Total crap. The very idea tacitly confirms our primacy, which is part of the problem to begin with. The biosphere will be fine regardless of when we finally leave it alone.
 
Total crap. The very idea tacitly confirms our primacy, which is part of the problem to begin with. The biosphere will be fine regardless of when we finally leave it alone.

This exactly. The planet will be A-OK.

15,000 years from now, the dominate species on this planet will not be Homo Sapien Sapian. It'll either be some sort of technological post-human, or a species of hyper-evolved insect. Those seem to be the only options.
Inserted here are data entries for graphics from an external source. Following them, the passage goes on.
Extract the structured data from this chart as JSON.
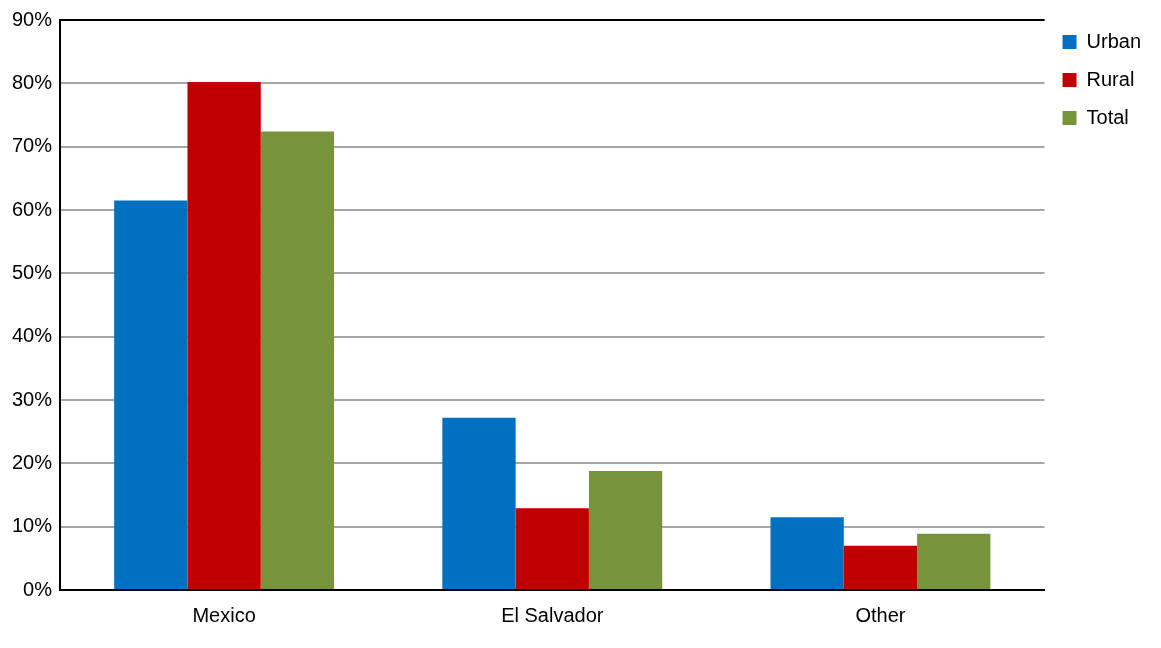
{
  "chart_data": {
    "type": "bar",
    "categories": [
      "Mexico",
      "El Salvador",
      "Other"
    ],
    "series": [
      {
        "name": "Urban",
        "color": "#0070c0",
        "values": [
          61.5,
          27.2,
          11.5
        ]
      },
      {
        "name": "Rural",
        "color": "#c00000",
        "values": [
          80.2,
          12.9,
          7.0
        ]
      },
      {
        "name": "Total",
        "color": "#77933c",
        "values": [
          72.4,
          18.8,
          8.9
        ]
      }
    ],
    "ylim": [
      0,
      90
    ],
    "yticks": [
      {
        "value": 0,
        "label": "0%"
      },
      {
        "value": 10,
        "label": "10%"
      },
      {
        "value": 20,
        "label": "20%"
      },
      {
        "value": 30,
        "label": "30%"
      },
      {
        "value": 40,
        "label": "40%"
      },
      {
        "value": 50,
        "label": "50%"
      },
      {
        "value": 60,
        "label": "60%"
      },
      {
        "value": 70,
        "label": "70%"
      },
      {
        "value": 80,
        "label": "80%"
      },
      {
        "value": 90,
        "label": "90%"
      }
    ],
    "grid": "y",
    "legend": "right"
  }
}
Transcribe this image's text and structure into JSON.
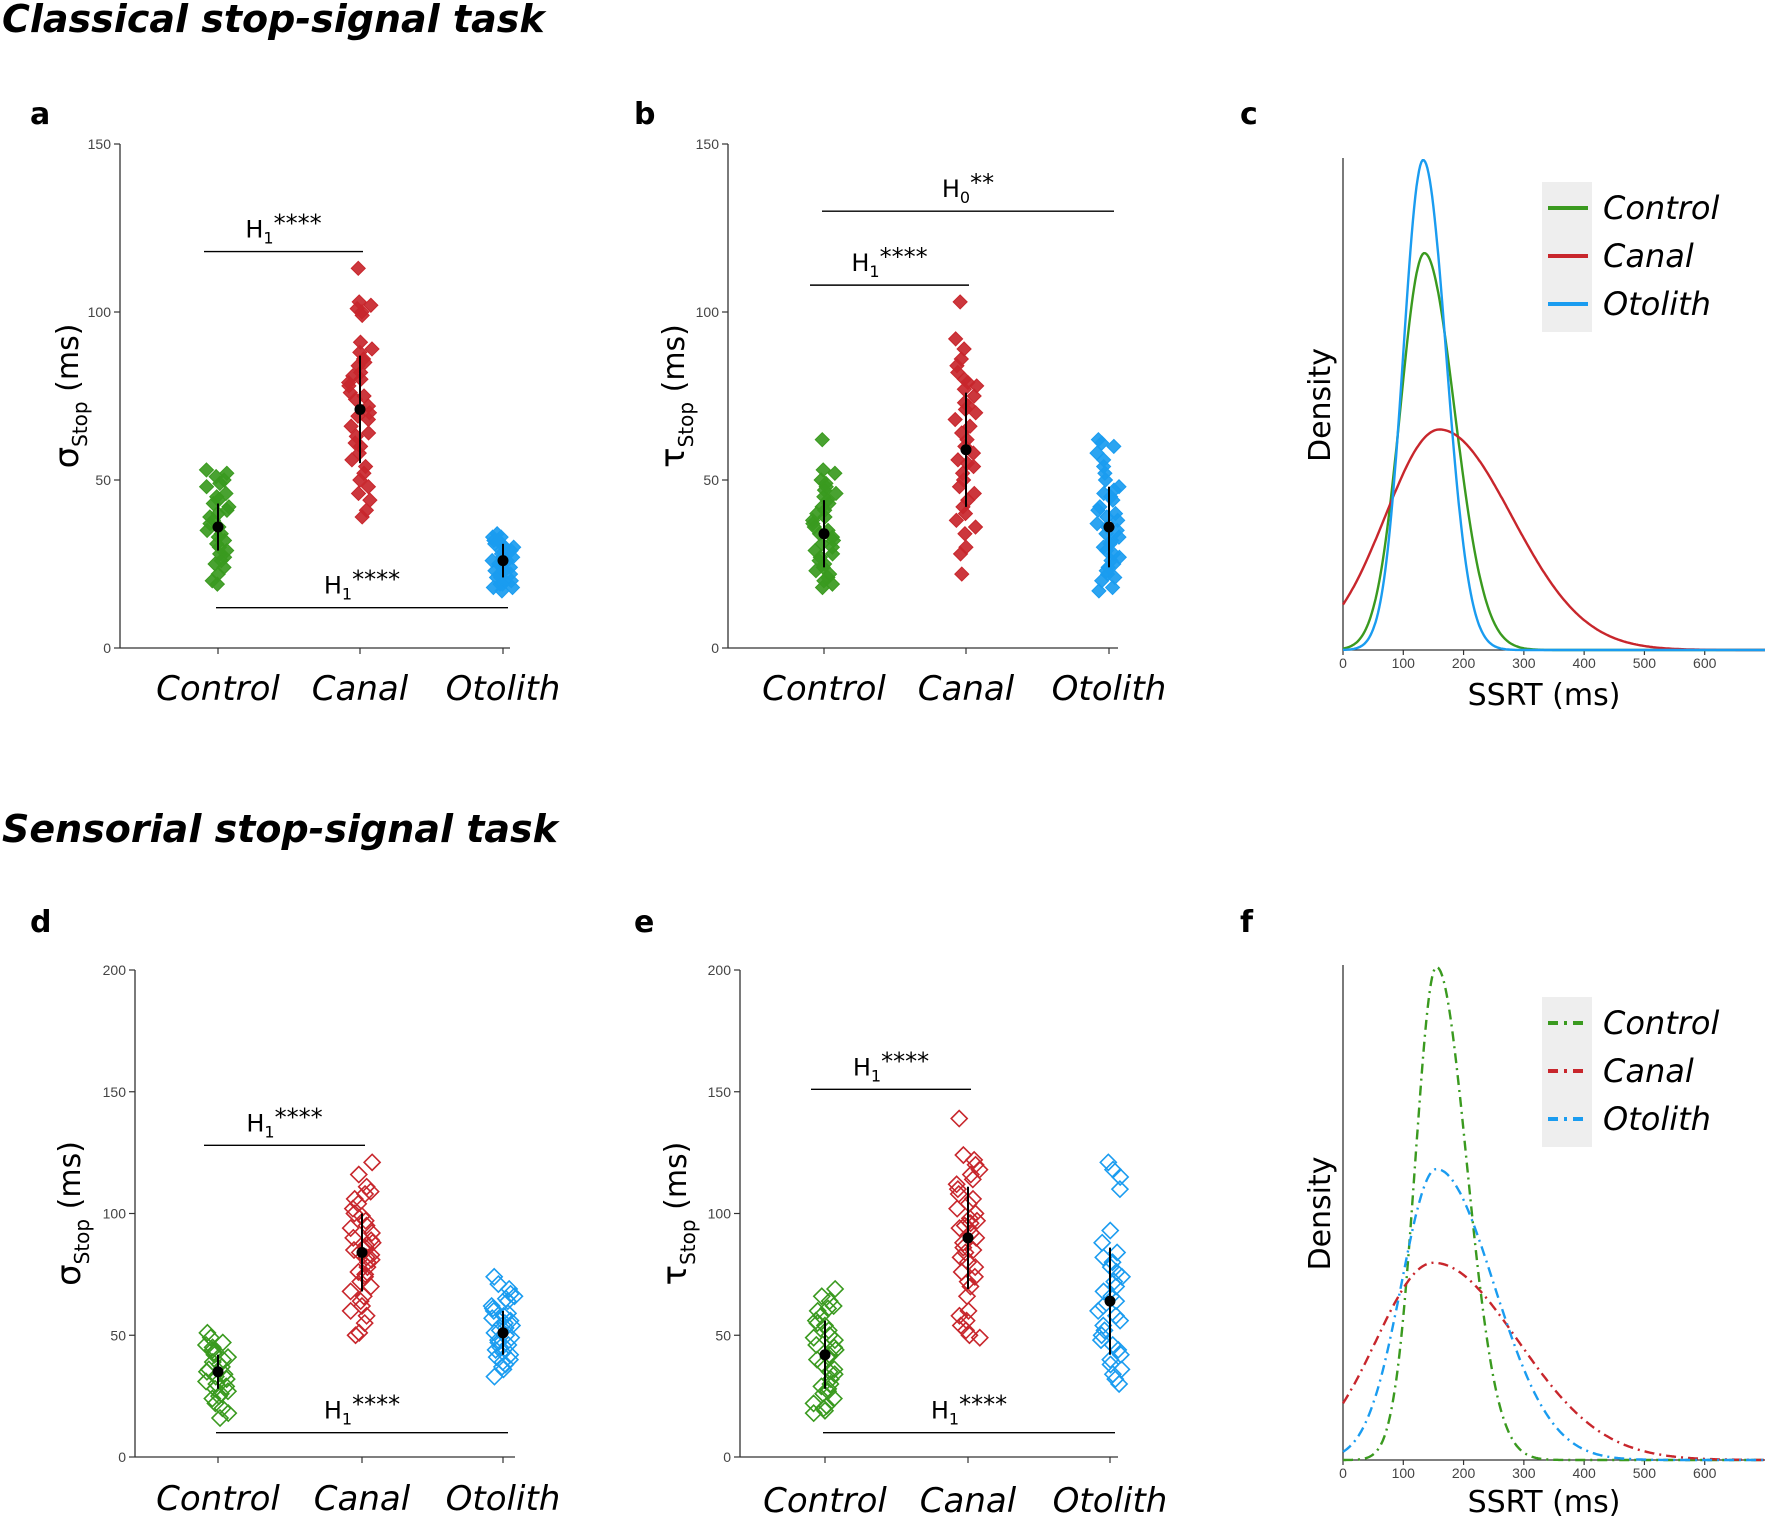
{
  "sections": {
    "top_title": "Classical stop-signal task",
    "bottom_title": "Sensorial stop-signal task"
  },
  "colors": {
    "control": "#3a9a1f",
    "canal": "#c8262c",
    "otolith": "#1a9cf0",
    "axis": "#333333",
    "legend_bg": "#eeeeee"
  },
  "chart_data": [
    {
      "id": "a",
      "type": "scatter",
      "letter": "a",
      "filled": true,
      "ylabel_main": "σ",
      "ylabel_sub": "Stop",
      "ylabel_unit": " (ms)",
      "ylim": [
        0,
        150
      ],
      "yticks": [
        "0",
        "50",
        "100",
        "150"
      ],
      "categories": [
        "Control",
        "Canal",
        "Otolith"
      ],
      "series": [
        {
          "name": "Control",
          "mean": 36,
          "sd": 7,
          "values": [
            53,
            52,
            51,
            50,
            49,
            48,
            46,
            45,
            44,
            43,
            42,
            41,
            40,
            39,
            38,
            37,
            36,
            35,
            34,
            33,
            32,
            31,
            30,
            29,
            28,
            27,
            26,
            25,
            24,
            22,
            20,
            19
          ]
        },
        {
          "name": "Canal",
          "mean": 71,
          "sd": 16,
          "values": [
            113,
            103,
            102,
            101,
            100,
            99,
            91,
            89,
            88,
            86,
            85,
            84,
            82,
            81,
            80,
            79,
            78,
            76,
            75,
            74,
            72,
            70,
            69,
            68,
            66,
            64,
            63,
            61,
            60,
            58,
            56,
            54,
            52,
            50,
            48,
            46,
            44,
            41,
            39
          ]
        },
        {
          "name": "Otolith",
          "mean": 26,
          "sd": 5,
          "values": [
            34,
            33,
            33,
            32,
            32,
            31,
            31,
            30,
            30,
            29,
            29,
            28,
            28,
            27,
            27,
            26,
            26,
            25,
            25,
            24,
            24,
            23,
            23,
            22,
            22,
            21,
            21,
            20,
            20,
            19,
            19,
            18,
            18,
            17
          ]
        }
      ],
      "annotations": [
        {
          "sym": "H",
          "sub": "1",
          "stars": "****",
          "from": 0,
          "to": 1,
          "y": 118
        },
        {
          "sym": "H",
          "sub": "1",
          "stars": "****",
          "from": 0,
          "to": 2,
          "y": 12
        }
      ]
    },
    {
      "id": "b",
      "type": "scatter",
      "letter": "b",
      "filled": true,
      "ylabel_main": "τ",
      "ylabel_sub": "Stop",
      "ylabel_unit": " (ms)",
      "ylim": [
        0,
        150
      ],
      "yticks": [
        "0",
        "50",
        "100",
        "150"
      ],
      "categories": [
        "Control",
        "Canal",
        "Otolith"
      ],
      "series": [
        {
          "name": "Control",
          "mean": 34,
          "sd": 10,
          "values": [
            62,
            53,
            52,
            50,
            49,
            48,
            47,
            46,
            45,
            44,
            43,
            42,
            41,
            40,
            39,
            38,
            37,
            36,
            35,
            34,
            33,
            32,
            31,
            30,
            29,
            28,
            27,
            26,
            25,
            24,
            23,
            22,
            21,
            20,
            19,
            18
          ]
        },
        {
          "name": "Canal",
          "mean": 59,
          "sd": 17,
          "values": [
            103,
            92,
            89,
            86,
            84,
            82,
            80,
            79,
            78,
            77,
            75,
            73,
            72,
            71,
            70,
            68,
            66,
            64,
            62,
            60,
            58,
            56,
            55,
            54,
            52,
            50,
            48,
            46,
            44,
            42,
            40,
            38,
            36,
            34,
            30,
            28,
            22
          ]
        },
        {
          "name": "Otolith",
          "mean": 36,
          "sd": 12,
          "values": [
            62,
            61,
            60,
            58,
            56,
            54,
            52,
            50,
            48,
            47,
            46,
            45,
            44,
            42,
            41,
            40,
            39,
            38,
            37,
            36,
            35,
            34,
            33,
            32,
            31,
            30,
            29,
            28,
            27,
            26,
            25,
            24,
            23,
            22,
            21,
            20,
            18,
            17
          ]
        }
      ],
      "annotations": [
        {
          "sym": "H",
          "sub": "0",
          "stars": "**",
          "from": 0,
          "to": 2,
          "y": 130
        },
        {
          "sym": "H",
          "sub": "1",
          "stars": "****",
          "from": 0,
          "to": 1,
          "y": 108
        }
      ]
    },
    {
      "id": "c",
      "type": "line",
      "letter": "c",
      "style": "solid",
      "ylabel": "Density",
      "xlabel": "SSRT (ms)",
      "xlim": [
        0,
        700
      ],
      "xticks": [
        "0",
        "100",
        "200",
        "300",
        "400",
        "500",
        "600"
      ],
      "ylim": [
        0,
        1
      ],
      "series": [
        {
          "name": "Control",
          "peak_x": 135,
          "peak_y": 0.81,
          "sigma_left": 40,
          "sigma_right": 50
        },
        {
          "name": "Canal",
          "peak_x": 160,
          "peak_y": 0.45,
          "sigma_left": 90,
          "sigma_right": 120
        },
        {
          "name": "Otolith",
          "peak_x": 133,
          "peak_y": 1.0,
          "sigma_left": 33,
          "sigma_right": 38
        }
      ],
      "legend": [
        "Control",
        "Canal",
        "Otolith"
      ]
    },
    {
      "id": "d",
      "type": "scatter",
      "letter": "d",
      "filled": false,
      "ylabel_main": "σ",
      "ylabel_sub": "Stop",
      "ylabel_unit": " (ms)",
      "ylim": [
        0,
        200
      ],
      "yticks": [
        "0",
        "50",
        "100",
        "150",
        "200"
      ],
      "categories": [
        "Control",
        "Canal",
        "Otolith"
      ],
      "series": [
        {
          "name": "Control",
          "mean": 35,
          "sd": 7,
          "values": [
            51,
            49,
            47,
            46,
            45,
            44,
            43,
            42,
            41,
            40,
            39,
            38,
            37,
            36,
            35,
            34,
            33,
            32,
            31,
            30,
            29,
            28,
            27,
            26,
            25,
            24,
            22,
            20,
            18,
            16
          ]
        },
        {
          "name": "Canal",
          "mean": 84,
          "sd": 16,
          "values": [
            121,
            116,
            111,
            109,
            108,
            106,
            104,
            102,
            100,
            99,
            97,
            95,
            94,
            92,
            90,
            89,
            88,
            87,
            86,
            85,
            84,
            83,
            82,
            81,
            80,
            78,
            76,
            75,
            74,
            72,
            70,
            68,
            66,
            64,
            62,
            60,
            58,
            55,
            51,
            50
          ]
        },
        {
          "name": "Otolith",
          "mean": 51,
          "sd": 9,
          "values": [
            74,
            71,
            69,
            67,
            66,
            65,
            64,
            62,
            61,
            60,
            59,
            58,
            57,
            56,
            55,
            54,
            53,
            52,
            51,
            50,
            49,
            48,
            47,
            46,
            45,
            44,
            43,
            42,
            41,
            40,
            39,
            38,
            37,
            36,
            33
          ]
        }
      ],
      "annotations": [
        {
          "sym": "H",
          "sub": "1",
          "stars": "****",
          "from": 0,
          "to": 1,
          "y": 128
        },
        {
          "sym": "H",
          "sub": "1",
          "stars": "****",
          "from": 0,
          "to": 2,
          "y": 10
        }
      ]
    },
    {
      "id": "e",
      "type": "scatter",
      "letter": "e",
      "filled": false,
      "ylabel_main": "τ",
      "ylabel_sub": "Stop",
      "ylabel_unit": " (ms)",
      "ylim": [
        0,
        200
      ],
      "yticks": [
        "0",
        "50",
        "100",
        "150",
        "200"
      ],
      "categories": [
        "Control",
        "Canal",
        "Otolith"
      ],
      "series": [
        {
          "name": "Control",
          "mean": 42,
          "sd": 14,
          "values": [
            69,
            66,
            64,
            62,
            61,
            60,
            58,
            56,
            55,
            54,
            52,
            50,
            49,
            48,
            46,
            45,
            44,
            42,
            41,
            40,
            38,
            36,
            35,
            34,
            32,
            30,
            29,
            28,
            27,
            26,
            24,
            22,
            21,
            20,
            19,
            18
          ]
        },
        {
          "name": "Canal",
          "mean": 90,
          "sd": 21,
          "values": [
            139,
            124,
            122,
            120,
            118,
            116,
            114,
            112,
            110,
            108,
            106,
            104,
            102,
            100,
            98,
            97,
            96,
            95,
            94,
            92,
            90,
            88,
            86,
            85,
            84,
            82,
            80,
            78,
            76,
            74,
            72,
            70,
            66,
            60,
            58,
            56,
            54,
            52,
            50,
            49
          ]
        },
        {
          "name": "Otolith",
          "mean": 64,
          "sd": 22,
          "values": [
            121,
            118,
            115,
            110,
            93,
            88,
            84,
            82,
            80,
            78,
            76,
            74,
            72,
            70,
            68,
            66,
            64,
            62,
            60,
            58,
            56,
            54,
            52,
            50,
            48,
            46,
            44,
            42,
            40,
            38,
            36,
            34,
            32,
            30
          ]
        }
      ],
      "annotations": [
        {
          "sym": "H",
          "sub": "1",
          "stars": "****",
          "from": 0,
          "to": 1,
          "y": 151
        },
        {
          "sym": "H",
          "sub": "1",
          "stars": "****",
          "from": 0,
          "to": 2,
          "y": 10
        }
      ]
    },
    {
      "id": "f",
      "type": "line",
      "letter": "f",
      "style": "dashdot",
      "ylabel": "Density",
      "xlabel": "SSRT (ms)",
      "xlim": [
        0,
        700
      ],
      "xticks": [
        "0",
        "100",
        "200",
        "300",
        "400",
        "500",
        "600"
      ],
      "ylim": [
        0,
        1
      ],
      "series": [
        {
          "name": "Control",
          "peak_x": 155,
          "peak_y": 1.0,
          "sigma_left": 35,
          "sigma_right": 50
        },
        {
          "name": "Canal",
          "peak_x": 150,
          "peak_y": 0.4,
          "sigma_left": 95,
          "sigma_right": 140
        },
        {
          "name": "Otolith",
          "peak_x": 155,
          "peak_y": 0.59,
          "sigma_left": 58,
          "sigma_right": 95
        }
      ],
      "legend": [
        "Control",
        "Canal",
        "Otolith"
      ]
    }
  ]
}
Either way, Earth will be teeming with life.

just not urs!
 
I saw one of those CGI dinos/future monster shows on Discovery once and they said in the future the world will be ruled by giant landwalking octopi.
 
Glad that some people agree with me. Whenever I rattle on about the lifespan of the planet and how insignificant our time here really is, it never really registers. :)
 
Well, it's not so much a question about "Will the earth still be fine then?" than "Will earth still be fine enough for US?".
 
Well, it's not so much a question about "Will the earth still be fine then?" than "Will earth still be fine enough for US?".

Well, you've got to remember that humans are magnificently adaptable creatures. It's really the hallmark of our survival--and to bring it farther back, the survival of mammals in general after the asteroid winter.

Really though, I can't see us ever completely going away any time soon, even in the event of nuclear holocaust or complete climactic catastrophe.

Our financial systems may collapse, social-civil war may erupt, drone and cyber war may kill millions, even a magnetic polar shift may render our entire technological systems useless, but unless some sort of biological warfare kills all humans, at least some of us will survive.

How long our digitally dependent manually-retarded asses survive is another matter altogether.


I do hope the rapture comes soon and sweeps away the fundies though. Then we might stand a better chance.